Inside the CMA Awards Tribute to Loretta Lynn

The 56th annual CMA Awards, slated to air on ABC on Wednesday (Nov. 9), will include a celebration of the life and career of the indomitable singer-songwriter Loretta Lynn, who died Oct. 4 at age 90.

A trio of powerhouse vocalists — Miranda Lambert, Reba McEntire and Carrie Underwood — will be among those taking the stage to honor Lynn, and Billboard was inside rehearsals at Nashville’s Bridgestone Arena for their performance.

The tribute began with video footage of Lynn at the Ryman Auditorium in 1972, accepting her CMA entertainer of the year trophy; she was the first woman to take home the Country Music Association’s highest honor. This year marks the 50th anniversary of that milestone, when Lynn was victorious over category competitors Merle Haggard, Freddie Hart, Charley Pride and Jerry Reed. Lynn won a total of eight CMA Awards during her career, including three female vocalist of the year honors and four vocal duo of the year honors, alongside Conway Twitty. Kentucky native Lynn went on to be inducted into the Country Music Hall of Fame in 1988.

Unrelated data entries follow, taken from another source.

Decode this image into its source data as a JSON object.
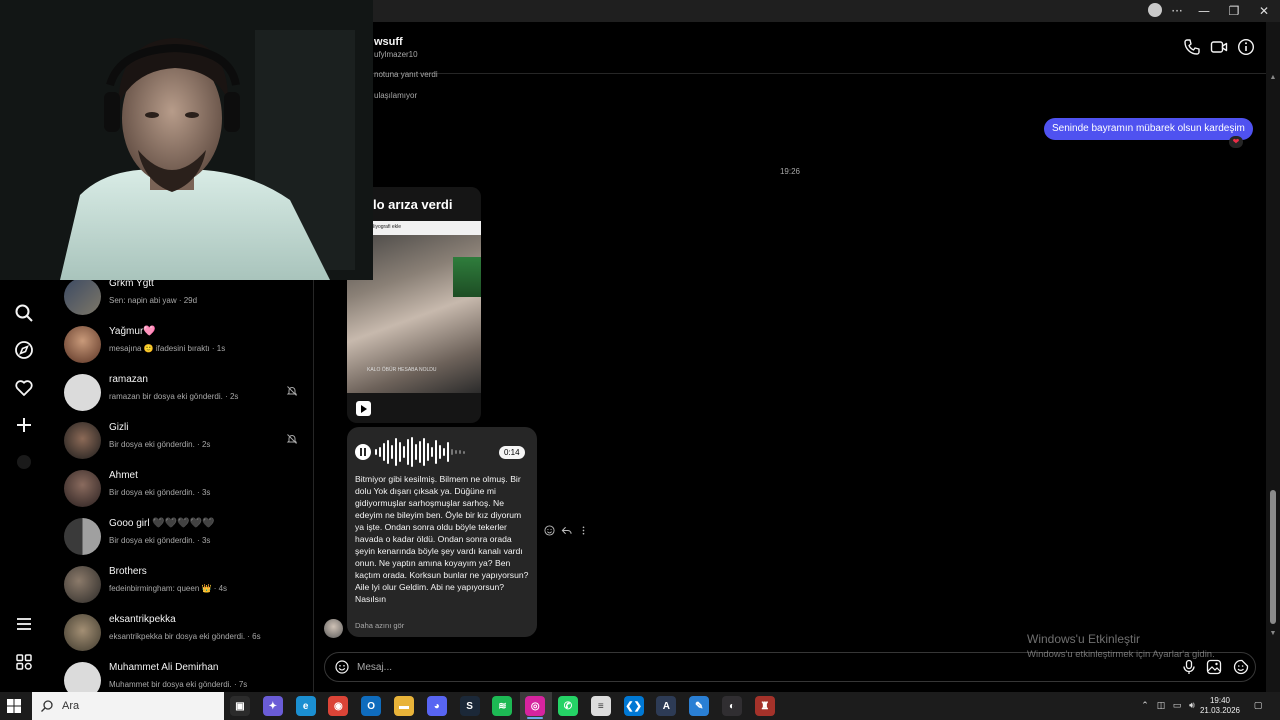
{
  "window": {
    "controls": {
      "more": "···",
      "minimize": "—",
      "restore": "❐",
      "close": "✕"
    }
  },
  "conversations": [
    {
      "name": "Grkm Ygtt",
      "preview": "Sen: napin abi yaw · 29d",
      "muted": false
    },
    {
      "name": "Yağmur🩷",
      "preview": "mesajına 🙂 ifadesini bıraktı · 1s",
      "muted": false
    },
    {
      "name": "ramazan",
      "preview": "ramazan bir dosya eki gönderdi. · 2s",
      "muted": true
    },
    {
      "name": "Gizli",
      "preview": "Bir dosya eki gönderdin. · 2s",
      "muted": true
    },
    {
      "name": "Ahmet",
      "preview": "Bir dosya eki gönderdin. · 3s",
      "muted": false
    },
    {
      "name": "Gooo girl 🖤🖤🖤🖤🖤",
      "preview": "Bir dosya eki gönderdin. · 3s",
      "muted": false
    },
    {
      "name": "Brothers",
      "preview": "fedeinbirmingham: queen 👑 · 4s",
      "muted": false
    },
    {
      "name": "eksantrikpekka",
      "preview": "eksantrikpekka bir dosya eki gönderdi. · 6s",
      "muted": false
    },
    {
      "name": "Muhammet Ali Demirhan",
      "preview": "Muhammet bir dosya eki gönderdi. · 7s",
      "muted": false
    }
  ],
  "chat": {
    "name": "wsuff",
    "handle": "ufylmazer10",
    "system_lines": [
      "notuna yanıt verdi",
      "ulaşılamıyor"
    ],
    "sent_message": "Seninde bayramın mübarek olsun kardeşim",
    "reaction": "❤",
    "timestamp": "19:26",
    "reel": {
      "title": "lo arıza verdi",
      "strip_text": "Biyografi ekle",
      "caption": "KALO ÖBÜR HESABA NOLDU"
    },
    "voice": {
      "duration": "0:14",
      "transcript": "Bitmiyor gibi kesilmiş. Bilmem ne olmuş. Bir dolu Yok dışarı çıksak ya. Düğüne mi gidiyormuşlar sarhoşmuşlar sarhoş. Ne edeyim ne bileyim ben. Öyle bir kız diyorum ya işte. Ondan sonra oldu böyle tekerler havada o kadar öldü. Ondan sonra orada şeyin kenarında böyle şey vardı kanalı vardı onun. Ne yaptın amına koyayım ya? Ben kaçtım orada. Korksun bunlar ne yapıyorsun? Aile lyi olur Geldim. Abi ne yapıyorsun? Nasılsın",
      "show_less": "Daha azını gör"
    },
    "composer_placeholder": "Mesaj..."
  },
  "watermark": {
    "line1": "Windows'u Etkinleştir",
    "line2": "Windows'u etkinleştirmek için Ayarlar'a gidin."
  },
  "taskbar": {
    "search_placeholder": "Ara",
    "time": "19:40",
    "date": "21.03.2026",
    "apps": [
      {
        "name": "task-view",
        "color": "#2b2b2b",
        "glyph": "▣"
      },
      {
        "name": "copilot",
        "color": "#6a5cd6",
        "glyph": "✦"
      },
      {
        "name": "edge",
        "color": "#1b8fd1",
        "glyph": "e"
      },
      {
        "name": "chrome",
        "color": "#db4437",
        "glyph": "◉"
      },
      {
        "name": "outlook",
        "color": "#0f6cbd",
        "glyph": "O"
      },
      {
        "name": "file-explorer",
        "color": "#e8b339",
        "glyph": "▬"
      },
      {
        "name": "discord",
        "color": "#5865f2",
        "glyph": "◕"
      },
      {
        "name": "steam",
        "color": "#1b2838",
        "glyph": "S"
      },
      {
        "name": "spotify",
        "color": "#1db954",
        "glyph": "≋"
      },
      {
        "name": "instagram",
        "color": "#d6249f",
        "glyph": "◎"
      },
      {
        "name": "whatsapp",
        "color": "#25d366",
        "glyph": "✆"
      },
      {
        "name": "notepad",
        "color": "#dcdcdc",
        "glyph": "≡"
      },
      {
        "name": "vscode",
        "color": "#0078d4",
        "glyph": "❮❯"
      },
      {
        "name": "arch-app",
        "color": "#2d3b55",
        "glyph": "A"
      },
      {
        "name": "paint",
        "color": "#2a7fd4",
        "glyph": "✎"
      },
      {
        "name": "obs",
        "color": "#302e31",
        "glyph": "◐"
      },
      {
        "name": "game-app",
        "color": "#a4322a",
        "glyph": "♜"
      }
    ]
  },
  "colors": {
    "accent": "#4f52f0",
    "background": "#000000",
    "bubble_received": "#262626",
    "muted_text": "#a8a8a8"
  }
}
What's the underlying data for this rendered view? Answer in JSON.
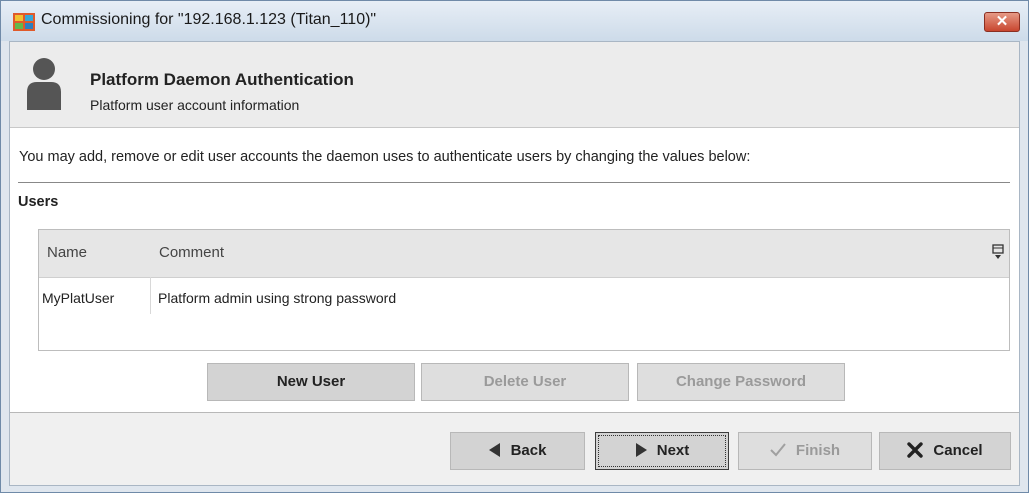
{
  "window": {
    "title": "Commissioning for \"192.168.1.123 (Titan_110)\"",
    "close_label": "✕"
  },
  "header": {
    "title": "Platform Daemon Authentication",
    "subtitle": "Platform user account information"
  },
  "description": "You may add, remove or edit user accounts the daemon uses to authenticate users by changing the values below:",
  "users_section": {
    "label": "Users",
    "columns": [
      "Name",
      "Comment"
    ],
    "rows": [
      {
        "name": "MyPlatUser",
        "comment": "Platform admin using strong password"
      }
    ]
  },
  "user_buttons": {
    "new_user": "New User",
    "delete_user": "Delete User",
    "change_password": "Change Password"
  },
  "nav_buttons": {
    "back": "Back",
    "next": "Next",
    "finish": "Finish",
    "cancel": "Cancel"
  },
  "colors": {
    "accent_close": "#c8462f",
    "button_face": "#d3d3d3",
    "disabled_text": "#9a9a9a"
  },
  "icons": [
    "app-icon",
    "user-icon",
    "column-chooser-icon",
    "back-arrow-icon",
    "next-arrow-icon",
    "check-icon",
    "x-icon"
  ]
}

Underwood, backed by a full band, began the tribute with a solo performance of Lynn’s 1966 song “You Ain’t Woman Enough (to Take My Man),” as a collage of Lynn’s press photos along with images with her frequent collaborator Twitty flashed on the screen. Underwood was quickly joined by Lambert and later McEntire, offering renditions of songs including Lynn’s 1971 release “You’re Lookin’ at Country.” McEntire’s own distinct Oklahoma drawl was particularly well suited for the song, as she slightly changed the final lyric to “If your eyes were on Loretta/ You’re looking at country.”

Photos of Lynn with a variety of artists, including Dolly Parton, Lambert, Sheryl Crow and Willie Nelson continued flashing across the screen as the three female artists concluded the tribute by trading off verses on Lynn’s signature song, 1970’s “Coal Miner’s Daughter,” before melding harmonies on the final line, “‘Cept the memories of a coal miner’s daughter.”

McEntire, Underwood and Lambert were each close to Lynn, with Underwood and McEntire collaborating with Lynn on the title track of her album Still Woman Enough, which was released in March 2021. Lambert joined Crow and Lynn to record a version of “Coal Miner’s Daughter” for the 2010 album Coal Miner’s Daughter: A Tribute to Loretta Lynn. That release also includes Underwood’s rendition of “You’re Lookin’ at Country,” and McEntire collaborating on Lynn’s “If You’re Not Gone Too Long” with The Time Jumpers.

Following Lynn’s passing in October, Underwood shared a personal story about the late artist. “The first time I met Loretta Lynn was at the Grand Ole Opry at the beginning of my career. I was chatting in the corner with another artist and someone walked behind me and smacked me on the rear end! I turned around and there she was…in a big sparkly dress…laughing as she continued to walk down the hall at what she had just done,” she recalled on social media. “This is one of my most favorite stories to tell. I think it sums up her personality pretty well. She was a cantankerous little pistol…friendly and sweet…never afraid to be herself and speak her mind…I am truly grateful to have known such an amazing woman and artist. Thank you, Loretta, for showing us how it’s done. May you Rest In Peace in the arms of Jesus and add your heavenly voice to the angel choir.”

Lambert said via Twitter at the time, “I’m so heartbroken to hear about Loretta’s passing. She was so kind to me and she blazed so many trails for all of us girls in country music. Thank you for all the songs. Miss You. Fly high.”

McEntire wrote on her Instagram account, “I always did and I always will love Loretta. She was always so nice to me. I sure appreciate her paving the rough and rocky road for all us girl singers.”

Lambert and Underwood are both nominees heading into Wednesday evening’s CMA Awards, and each is once again poised to follow in both Lynn’s and McEntire’s entertainer of the year-winning footsteps (McEntire won the accolade in 1986), as they are set to face off in the category this year against Luke Combs, Morgan Wallen and Chris Stapleton. This marks the third consecutive year that Lambert and Underwood have been nominated in the category, and the first time two female artists have been nominated in the entertainer of the year category for three consecutive years since 1986-1988, when McEntire and The Judds were nominated.